After making a £1 million loss in 2012/13, distributor Northamber has been on a mission to turn the business around.
In 2014, we spoke to the firm about how it was going to achieve that through embracing emerging categories, strengthening its IT business and hiring experienced staff.
In August 2015, Northamber’s director, Alex Phillips, reiterated that they firm was becoming more flexible, signing more deals and feeling a lot more confident about the year ahead.
The strategy appears to be working as Northamber has just released its financials for the year ended June 30th 2015, revealing an increase in turnover of £2.6m (4.1 per cent) and a £269,000 reduction in the comparative pre-tax loss (from £1,155,000 to £886,000).
With further ongoing actions to refine trading, Northamber was able to increase its gross margin from 6.8 per cent to 7.0 per cent.
So it looks like things are starting to move in the right direction for the 35-year-old distributor.
In chairman David Phillips’ official statement, he revealed that the year to June 30th has been one of ‘contrasting fortunes’, detailing a positive performance in the first half of the year, followed in the second half by events ‘largely beyond or control’.
It seems one of these events was Microsoft’s launch of Windows 10.

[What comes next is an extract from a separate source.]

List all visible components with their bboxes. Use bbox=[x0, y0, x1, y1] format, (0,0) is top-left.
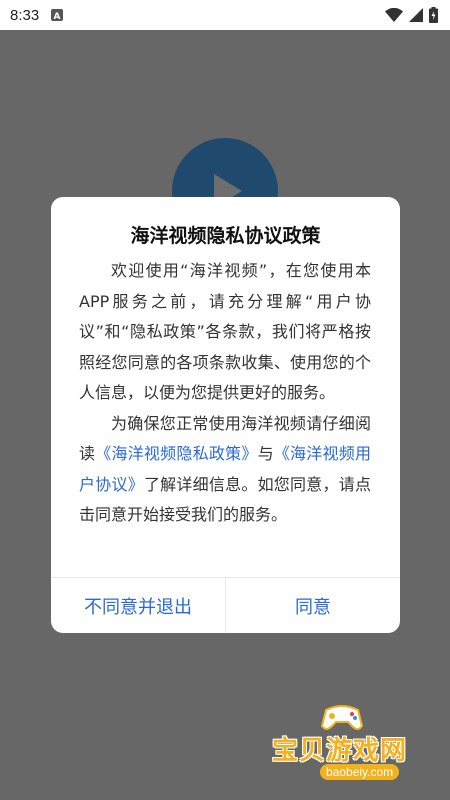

“My positive statement at the interim stage, announcing an overall 18.1 per cent sales increase over the equivalent period last year, enabled a relatively confident and buoyant view of the Company’s progress. That was supported by our management accounts showing we had broken back into operating profit in March 2015,” said Phillips.
“At the time, I raised a commercially prudent note of caution and that then proved well founded. On March 19th, and just a week after the interims, Microsoft announced the cancellation of Windows 9 and the proposed ‘summer launch’ of Windows 10 later in 2015, later identified as July 29th.”
Phillips went on to explain how the firm was affected by the removal of support for XP, the criticisms of Windows 8 and the free upgrades to Windows 10, as well as the new operating system’s issues.
“After the earlier removal of support for XP and the criticisms of Windows 8, the resultant uncertainty created within the commercial user sector, running business critical legacy software and peripheral devices, was such that a strong hiatus was created in the otherwise normal anticipated demand run-rates,” he said.
“Whilst seeking to support new product sales during the uncertainty, Microsoft simultaneously announced the offer of free upgrades from Windows 7 and 8 to Windows 10. Commercial users, however, proved understandably reticent to risk any unnecessary data or incompatible hardware or software exposures.”
After the eventual release of Windows 10 and the press reports of discovered problems and awaited fixes, Northamber believes this served to continue the hiatus.
With regards to the future, Phillips commented: “After too many years in this sector, we remain prudently optimistic that we will continue to reverse the trend in the company of the last few years and provide a profitable business for the future.”